Güya dönemin provası üzereydi. Ulusal ortanın üzerine gelen bay haftasından sonra değişik bir Beşiktaş için çok gayret sarf ettik. Takım arkadaşlarım çok emek harcadı. Daima birlikte harcadığımız emeklerin karşılığını bu halde alınca insan ister istemez çok keyifli oluyor. Takımıma çok şey borçluyum.
TRABZONSPOR VE BAŞAKŞEHİR İTİRAFI
Trabzonspor ve Medipol Başakşehir karşılaşmaları, birinci geldiğim dönem benim en çok üzüldüğüm maçlardı. Şampiyon olduğumuz dönemde da üzüldüğüm maçlar oldu ancak birinci dönemde Trabzonspor ve Başakşehir maçlarından toplamda 6 puan çıkarabilseydik, lig sonunda tahminen şampiyon bile olabilirdik. O iki maçta çok düzgün oynamıştık. Ligin ikinci yarısının en kıymetli kırılma anlarıydı o maçlar. Bahtımızı sonuna kadar zorlamak bizim olmazsa olmazımızdı.
“TÜM KOŞULLARI ZORLADIK”
Ligin sonunda kendimizi bir anda Şampiyonlar Ligi elemelerinde bulduk. Tüm kaideleri zorladık. Tüm aksileri yenmeye çalıştık. Yeniden de biz dönemi, oyun olarak kendimize yakışır bir biçimde kapattık. Bir dahaki dönem için, ligin kalan haftalarını bu halde sürdürmemiz değerliydi. Şayet bu sene şampiyon olduysak bunda geçen dönemin son haftalarındaki bu kazanma dileğinin grupta kalıcı hale gelmesinin hissesi çok büyüktür.

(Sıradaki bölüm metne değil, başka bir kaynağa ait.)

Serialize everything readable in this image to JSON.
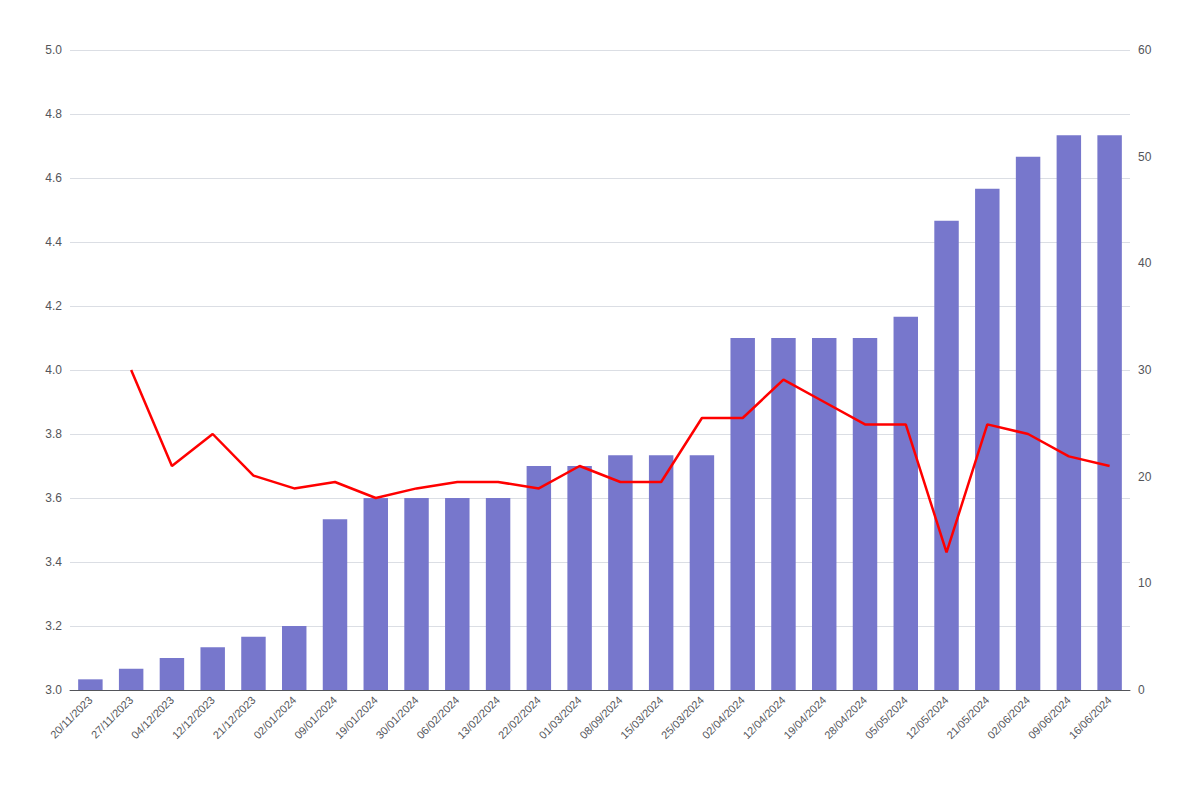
{
  "chart_data": {
    "type": "bar",
    "categories": [
      "20/11/2023",
      "27/11/2023",
      "04/12/2023",
      "12/12/2023",
      "21/12/2023",
      "02/01/2024",
      "09/01/2024",
      "19/01/2024",
      "30/01/2024",
      "06/02/2024",
      "13/02/2024",
      "22/02/2024",
      "01/03/2024",
      "08/09/2024",
      "15/03/2024",
      "25/03/2024",
      "02/04/2024",
      "12/04/2024",
      "19/04/2024",
      "28/04/2024",
      "05/05/2024",
      "12/05/2024",
      "21/05/2024",
      "02/06/2024",
      "09/06/2024",
      "16/06/2024"
    ],
    "series": [
      {
        "type": "bar",
        "axis": "y2",
        "color": "#7777cc",
        "values": [
          1,
          2,
          3,
          4,
          5,
          6,
          16,
          18,
          18,
          18,
          18,
          21,
          21,
          22,
          22,
          22,
          33,
          33,
          33,
          33,
          35,
          44,
          47,
          50,
          52,
          52
        ]
      },
      {
        "type": "line",
        "color": "#ff0000",
        "values": [
          null,
          4.0,
          3.7,
          3.8,
          3.67,
          3.63,
          3.65,
          3.6,
          3.63,
          3.65,
          3.65,
          3.63,
          3.7,
          3.65,
          3.65,
          3.85,
          3.85,
          3.97,
          3.9,
          3.83,
          3.83,
          3.43,
          3.83,
          3.8,
          3.73,
          3.7
        ]
      }
    ],
    "ylim": [
      3.0,
      5.0
    ],
    "yticks": [
      {
        "value": 3,
        "label": "3.0"
      },
      3.2,
      3.4,
      3.6,
      3.8,
      {
        "value": 4,
        "label": "4.0"
      },
      4.2,
      4.4,
      4.6,
      4.8,
      {
        "value": 5,
        "label": "5.0"
      }
    ],
    "y2lim": [
      0,
      60
    ],
    "y2ticks": [
      0,
      10,
      20,
      30,
      40,
      50,
      60
    ],
    "grid": true
  }
}
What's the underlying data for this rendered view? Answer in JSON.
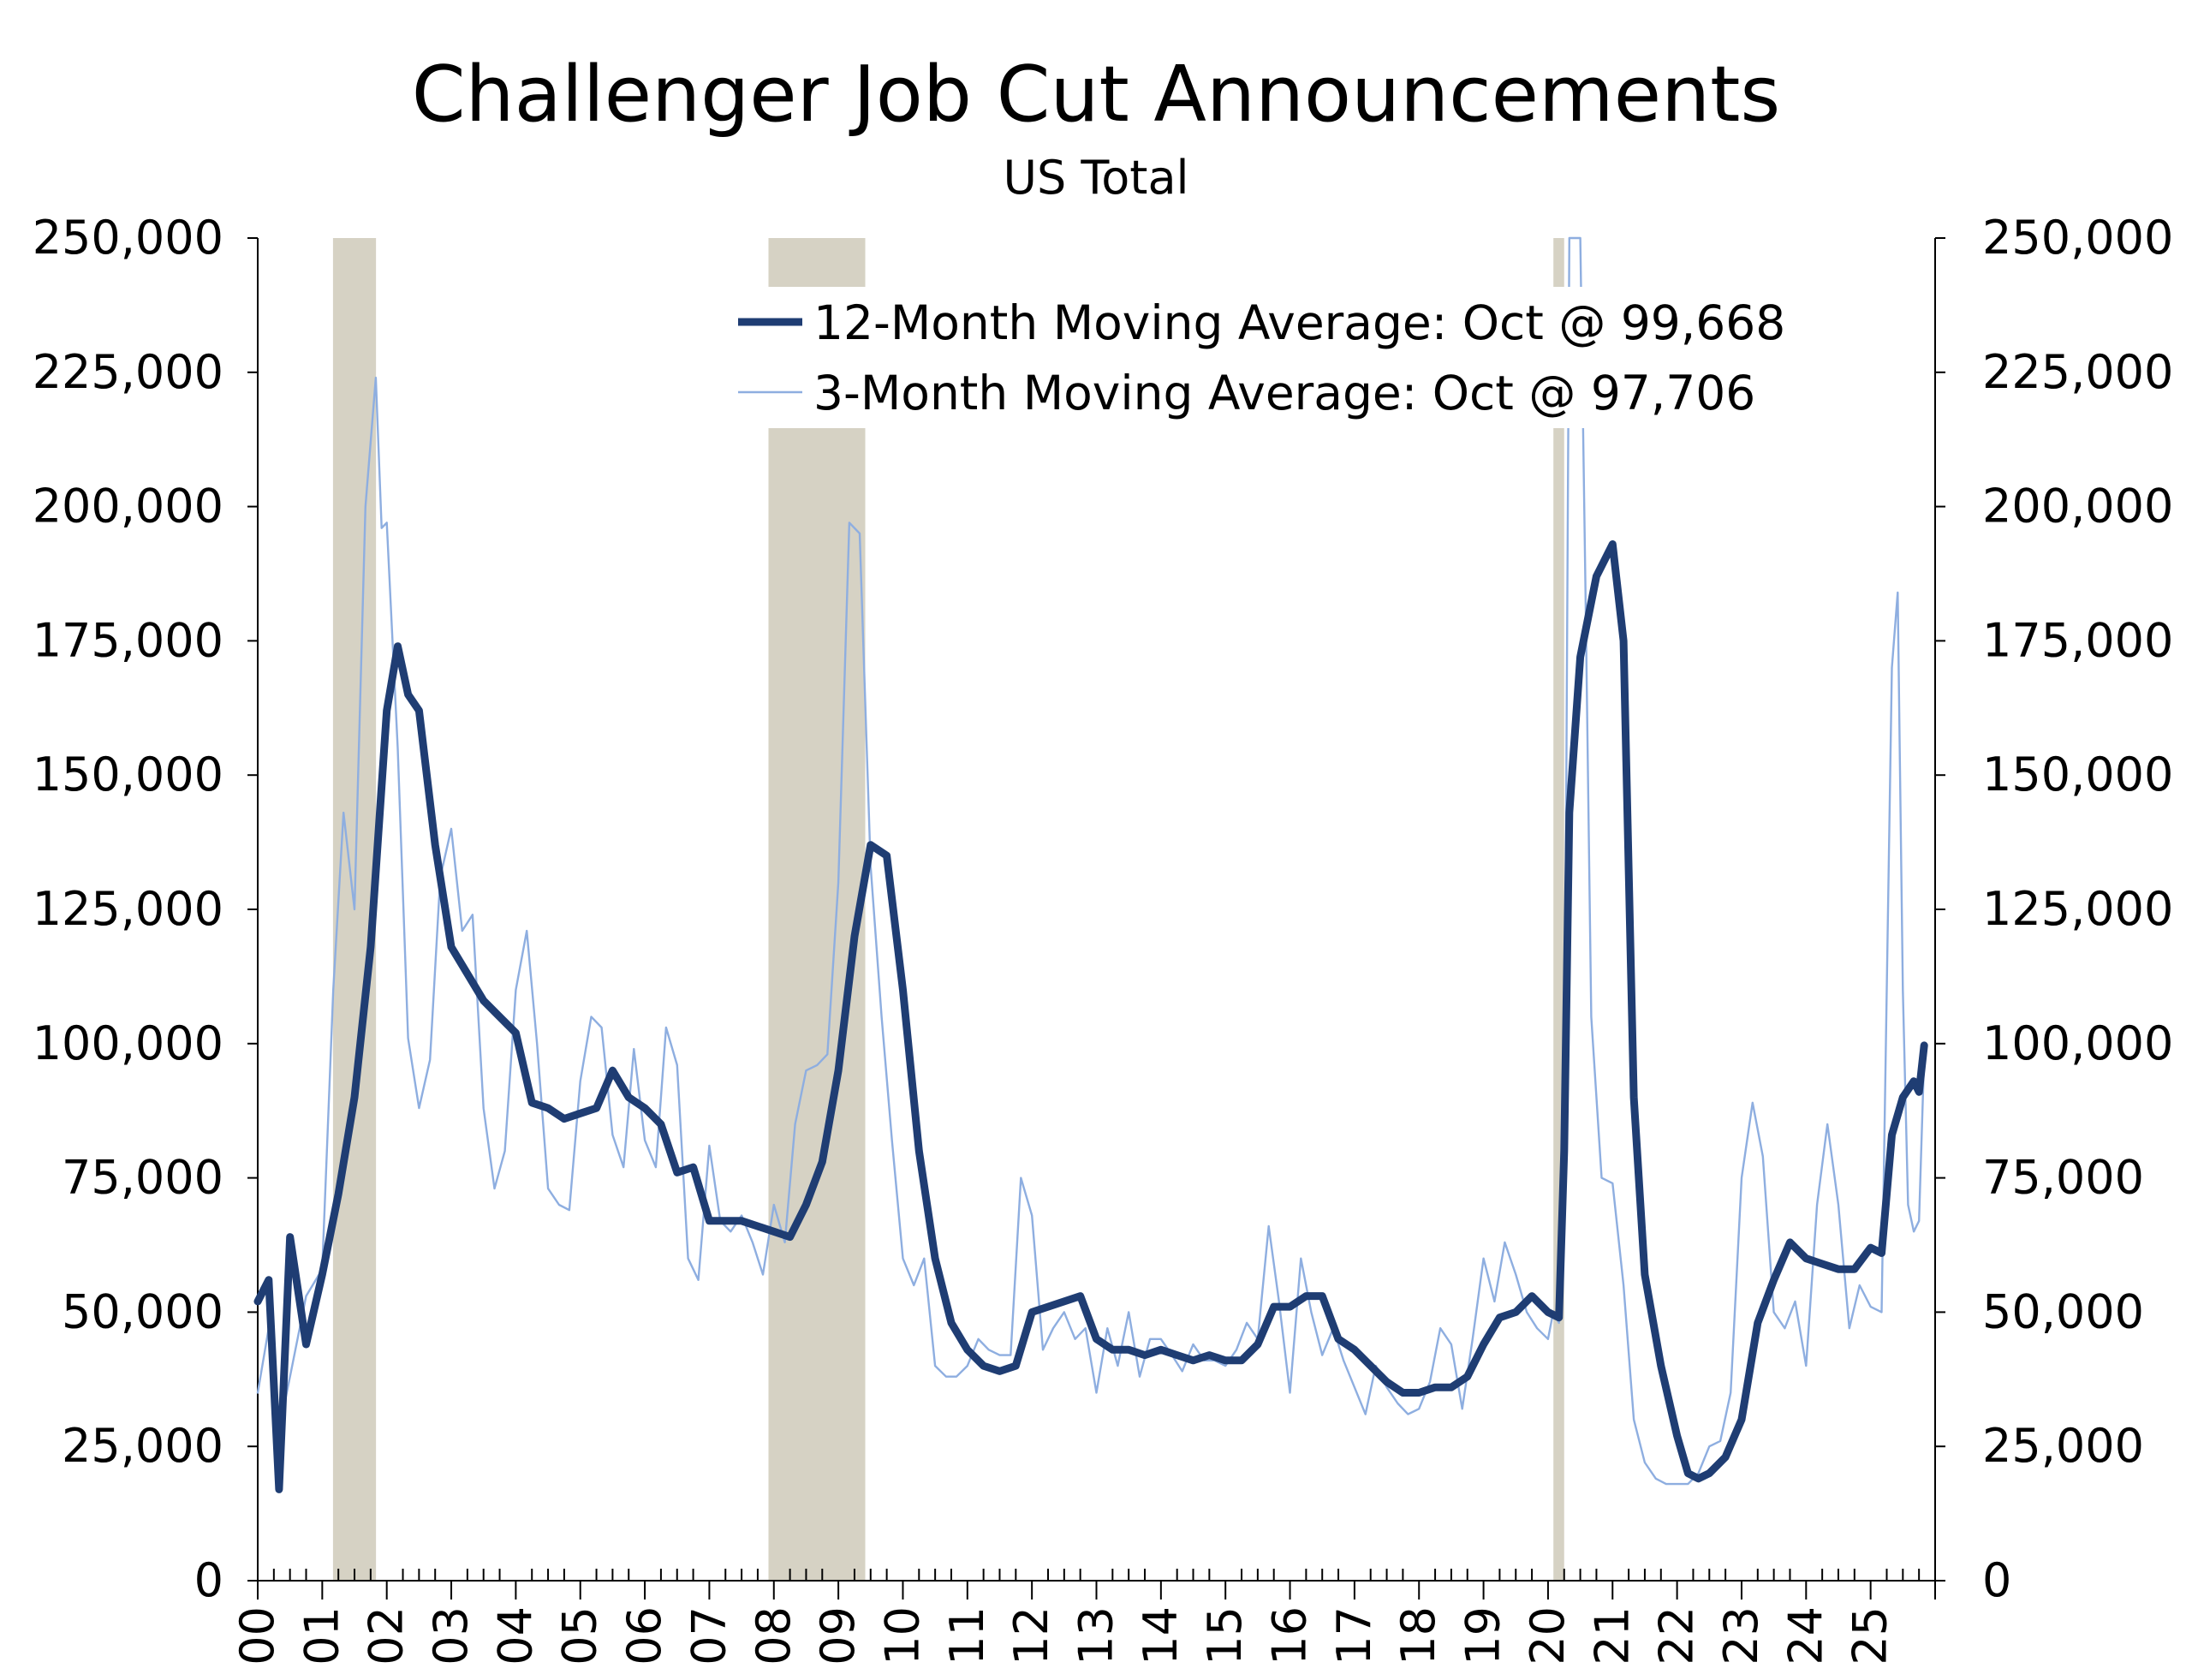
{
  "chart_data": {
    "type": "line",
    "title": "Challenger Job Cut Announcements",
    "subtitle": "US Total",
    "xlabel": "",
    "ylabel": "",
    "ylim": [
      0,
      250000
    ],
    "y_ticks": [
      "0",
      "25,000",
      "50,000",
      "75,000",
      "100,000",
      "125,000",
      "150,000",
      "175,000",
      "200,000",
      "225,000",
      "250,000"
    ],
    "x_tick_labels": [
      "00",
      "01",
      "02",
      "03",
      "04",
      "05",
      "06",
      "07",
      "08",
      "09",
      "10",
      "11",
      "12",
      "13",
      "14",
      "15",
      "16",
      "17",
      "18",
      "19",
      "20",
      "21",
      "22",
      "23",
      "24",
      "25"
    ],
    "x_range_years": [
      2000,
      2026
    ],
    "secondary_y_axis": true,
    "grid": false,
    "legend_position": "top-right",
    "recession_shading": [
      {
        "start": "2001-03",
        "end": "2001-11"
      },
      {
        "start": "2007-12",
        "end": "2009-06"
      },
      {
        "start": "2020-02",
        "end": "2020-04"
      }
    ],
    "recession_color": "#d6d2c4",
    "series": [
      {
        "name": "12-Month Moving Average: Oct @ 99,668",
        "color": "#1f3d73",
        "style": "thick",
        "points": [
          [
            2000.0,
            52000
          ],
          [
            2000.17,
            56000
          ],
          [
            2000.33,
            17000
          ],
          [
            2000.5,
            64000
          ],
          [
            2000.75,
            44000
          ],
          [
            2001.0,
            57000
          ],
          [
            2001.25,
            72000
          ],
          [
            2001.5,
            90000
          ],
          [
            2001.75,
            118000
          ],
          [
            2002.0,
            162000
          ],
          [
            2002.17,
            174000
          ],
          [
            2002.33,
            165000
          ],
          [
            2002.5,
            162000
          ],
          [
            2002.75,
            137000
          ],
          [
            2003.0,
            118000
          ],
          [
            2003.25,
            113000
          ],
          [
            2003.5,
            108000
          ],
          [
            2003.75,
            105000
          ],
          [
            2004.0,
            102000
          ],
          [
            2004.25,
            89000
          ],
          [
            2004.5,
            88000
          ],
          [
            2004.75,
            86000
          ],
          [
            2005.0,
            87000
          ],
          [
            2005.25,
            88000
          ],
          [
            2005.5,
            95000
          ],
          [
            2005.75,
            90000
          ],
          [
            2006.0,
            88000
          ],
          [
            2006.25,
            85000
          ],
          [
            2006.5,
            76000
          ],
          [
            2006.75,
            77000
          ],
          [
            2007.0,
            67000
          ],
          [
            2007.5,
            67000
          ],
          [
            2008.0,
            65000
          ],
          [
            2008.25,
            64000
          ],
          [
            2008.5,
            70000
          ],
          [
            2008.75,
            78000
          ],
          [
            2009.0,
            95000
          ],
          [
            2009.25,
            120000
          ],
          [
            2009.5,
            137000
          ],
          [
            2009.75,
            135000
          ],
          [
            2010.0,
            110000
          ],
          [
            2010.25,
            80000
          ],
          [
            2010.5,
            60000
          ],
          [
            2010.75,
            48000
          ],
          [
            2011.0,
            43000
          ],
          [
            2011.25,
            40000
          ],
          [
            2011.5,
            39000
          ],
          [
            2011.75,
            40000
          ],
          [
            2012.0,
            50000
          ],
          [
            2012.25,
            51000
          ],
          [
            2012.5,
            52000
          ],
          [
            2012.75,
            53000
          ],
          [
            2013.0,
            45000
          ],
          [
            2013.25,
            43000
          ],
          [
            2013.5,
            43000
          ],
          [
            2013.75,
            42000
          ],
          [
            2014.0,
            43000
          ],
          [
            2014.25,
            42000
          ],
          [
            2014.5,
            41000
          ],
          [
            2014.75,
            42000
          ],
          [
            2015.0,
            41000
          ],
          [
            2015.25,
            41000
          ],
          [
            2015.5,
            44000
          ],
          [
            2015.75,
            51000
          ],
          [
            2016.0,
            51000
          ],
          [
            2016.25,
            53000
          ],
          [
            2016.5,
            53000
          ],
          [
            2016.75,
            45000
          ],
          [
            2017.0,
            43000
          ],
          [
            2017.25,
            40000
          ],
          [
            2017.5,
            37000
          ],
          [
            2017.75,
            35000
          ],
          [
            2018.0,
            35000
          ],
          [
            2018.25,
            36000
          ],
          [
            2018.5,
            36000
          ],
          [
            2018.75,
            38000
          ],
          [
            2019.0,
            44000
          ],
          [
            2019.25,
            49000
          ],
          [
            2019.5,
            50000
          ],
          [
            2019.75,
            53000
          ],
          [
            2020.0,
            50000
          ],
          [
            2020.17,
            49000
          ],
          [
            2020.25,
            80000
          ],
          [
            2020.33,
            143000
          ],
          [
            2020.5,
            172000
          ],
          [
            2020.75,
            187000
          ],
          [
            2021.0,
            193000
          ],
          [
            2021.17,
            175000
          ],
          [
            2021.33,
            90000
          ],
          [
            2021.5,
            57000
          ],
          [
            2021.75,
            40000
          ],
          [
            2022.0,
            27000
          ],
          [
            2022.17,
            20000
          ],
          [
            2022.33,
            19000
          ],
          [
            2022.5,
            20000
          ],
          [
            2022.75,
            23000
          ],
          [
            2023.0,
            30000
          ],
          [
            2023.25,
            48000
          ],
          [
            2023.5,
            56000
          ],
          [
            2023.75,
            63000
          ],
          [
            2024.0,
            60000
          ],
          [
            2024.25,
            59000
          ],
          [
            2024.5,
            58000
          ],
          [
            2024.75,
            58000
          ],
          [
            2025.0,
            62000
          ],
          [
            2025.17,
            61000
          ],
          [
            2025.33,
            83000
          ],
          [
            2025.5,
            90000
          ],
          [
            2025.67,
            93000
          ],
          [
            2025.75,
            91000
          ],
          [
            2025.83,
            99668
          ]
        ]
      },
      {
        "name": "3-Month Moving Average: Oct @ 97,706",
        "color": "#8eaee0",
        "style": "thin",
        "points": [
          [
            2000.0,
            35000
          ],
          [
            2000.17,
            47000
          ],
          [
            2000.33,
            28000
          ],
          [
            2000.5,
            38000
          ],
          [
            2000.75,
            53000
          ],
          [
            2001.0,
            58000
          ],
          [
            2001.17,
            110000
          ],
          [
            2001.33,
            143000
          ],
          [
            2001.5,
            125000
          ],
          [
            2001.67,
            200000
          ],
          [
            2001.83,
            224000
          ],
          [
            2001.92,
            196000
          ],
          [
            2002.0,
            197000
          ],
          [
            2002.17,
            155000
          ],
          [
            2002.33,
            101000
          ],
          [
            2002.5,
            88000
          ],
          [
            2002.67,
            97000
          ],
          [
            2002.83,
            131000
          ],
          [
            2003.0,
            140000
          ],
          [
            2003.17,
            121000
          ],
          [
            2003.33,
            124000
          ],
          [
            2003.5,
            88000
          ],
          [
            2003.67,
            73000
          ],
          [
            2003.83,
            80000
          ],
          [
            2004.0,
            110000
          ],
          [
            2004.17,
            121000
          ],
          [
            2004.33,
            100000
          ],
          [
            2004.5,
            73000
          ],
          [
            2004.67,
            70000
          ],
          [
            2004.83,
            69000
          ],
          [
            2005.0,
            93000
          ],
          [
            2005.17,
            105000
          ],
          [
            2005.33,
            103000
          ],
          [
            2005.5,
            83000
          ],
          [
            2005.67,
            77000
          ],
          [
            2005.83,
            99000
          ],
          [
            2006.0,
            82000
          ],
          [
            2006.17,
            77000
          ],
          [
            2006.33,
            103000
          ],
          [
            2006.5,
            96000
          ],
          [
            2006.67,
            60000
          ],
          [
            2006.83,
            56000
          ],
          [
            2007.0,
            81000
          ],
          [
            2007.17,
            67000
          ],
          [
            2007.33,
            65000
          ],
          [
            2007.5,
            68000
          ],
          [
            2007.67,
            63000
          ],
          [
            2007.83,
            57000
          ],
          [
            2008.0,
            70000
          ],
          [
            2008.17,
            63000
          ],
          [
            2008.33,
            85000
          ],
          [
            2008.5,
            95000
          ],
          [
            2008.67,
            96000
          ],
          [
            2008.83,
            98000
          ],
          [
            2009.0,
            130000
          ],
          [
            2009.17,
            197000
          ],
          [
            2009.33,
            195000
          ],
          [
            2009.5,
            133000
          ],
          [
            2009.67,
            105000
          ],
          [
            2009.83,
            82000
          ],
          [
            2010.0,
            60000
          ],
          [
            2010.17,
            55000
          ],
          [
            2010.33,
            60000
          ],
          [
            2010.5,
            40000
          ],
          [
            2010.67,
            38000
          ],
          [
            2010.83,
            38000
          ],
          [
            2011.0,
            40000
          ],
          [
            2011.17,
            45000
          ],
          [
            2011.33,
            43000
          ],
          [
            2011.5,
            42000
          ],
          [
            2011.67,
            42000
          ],
          [
            2011.83,
            75000
          ],
          [
            2012.0,
            68000
          ],
          [
            2012.17,
            43000
          ],
          [
            2012.33,
            47000
          ],
          [
            2012.5,
            50000
          ],
          [
            2012.67,
            45000
          ],
          [
            2012.83,
            47000
          ],
          [
            2013.0,
            35000
          ],
          [
            2013.17,
            47000
          ],
          [
            2013.33,
            40000
          ],
          [
            2013.5,
            50000
          ],
          [
            2013.67,
            38000
          ],
          [
            2013.83,
            45000
          ],
          [
            2014.0,
            45000
          ],
          [
            2014.17,
            42000
          ],
          [
            2014.33,
            39000
          ],
          [
            2014.5,
            44000
          ],
          [
            2014.67,
            41000
          ],
          [
            2014.83,
            41000
          ],
          [
            2015.0,
            40000
          ],
          [
            2015.17,
            43000
          ],
          [
            2015.33,
            48000
          ],
          [
            2015.5,
            45000
          ],
          [
            2015.67,
            66000
          ],
          [
            2015.83,
            52000
          ],
          [
            2016.0,
            35000
          ],
          [
            2016.17,
            60000
          ],
          [
            2016.33,
            50000
          ],
          [
            2016.5,
            42000
          ],
          [
            2016.67,
            47000
          ],
          [
            2016.83,
            41000
          ],
          [
            2017.0,
            36000
          ],
          [
            2017.17,
            31000
          ],
          [
            2017.33,
            40000
          ],
          [
            2017.5,
            36000
          ],
          [
            2017.67,
            33000
          ],
          [
            2017.83,
            31000
          ],
          [
            2018.0,
            32000
          ],
          [
            2018.17,
            37000
          ],
          [
            2018.33,
            47000
          ],
          [
            2018.5,
            44000
          ],
          [
            2018.67,
            32000
          ],
          [
            2018.83,
            45000
          ],
          [
            2019.0,
            60000
          ],
          [
            2019.17,
            52000
          ],
          [
            2019.33,
            63000
          ],
          [
            2019.5,
            57000
          ],
          [
            2019.67,
            50000
          ],
          [
            2019.83,
            47000
          ],
          [
            2020.0,
            45000
          ],
          [
            2020.08,
            50000
          ],
          [
            2020.17,
            48000
          ],
          [
            2020.25,
            78000
          ],
          [
            2020.33,
            250000
          ],
          [
            2020.5,
            250000
          ],
          [
            2020.58,
            185000
          ],
          [
            2020.67,
            105000
          ],
          [
            2020.83,
            75000
          ],
          [
            2021.0,
            74000
          ],
          [
            2021.17,
            55000
          ],
          [
            2021.33,
            30000
          ],
          [
            2021.5,
            22000
          ],
          [
            2021.67,
            19000
          ],
          [
            2021.83,
            18000
          ],
          [
            2022.0,
            18000
          ],
          [
            2022.17,
            18000
          ],
          [
            2022.33,
            20000
          ],
          [
            2022.5,
            25000
          ],
          [
            2022.67,
            26000
          ],
          [
            2022.83,
            35000
          ],
          [
            2023.0,
            75000
          ],
          [
            2023.17,
            89000
          ],
          [
            2023.33,
            79000
          ],
          [
            2023.5,
            50000
          ],
          [
            2023.67,
            47000
          ],
          [
            2023.83,
            52000
          ],
          [
            2024.0,
            40000
          ],
          [
            2024.17,
            70000
          ],
          [
            2024.33,
            85000
          ],
          [
            2024.5,
            70000
          ],
          [
            2024.67,
            47000
          ],
          [
            2024.83,
            55000
          ],
          [
            2025.0,
            51000
          ],
          [
            2025.17,
            50000
          ],
          [
            2025.33,
            170000
          ],
          [
            2025.42,
            184000
          ],
          [
            2025.5,
            110000
          ],
          [
            2025.58,
            70000
          ],
          [
            2025.67,
            65000
          ],
          [
            2025.75,
            67000
          ],
          [
            2025.83,
            97706
          ]
        ]
      }
    ]
  }
}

“LİG İKİNCİLİĞİ TRABZONSPOR’UN HAKKIYDI”
Daha evvel de söyledim.. Lig ikinciliği Trabzonspor’un hakkıydı. Şampiyonlar Ligi onların hakkıydı. Ancak bir biçimde kendimizi bu kulvarda bulduk. Kulübün kurallarından ötürü bu maça hazırlanmamız çok güç oldu. Tek maçla tıp gitti fakat şunu söyleyebilirim ki çok önemli sakatlıklar da olabilirdi.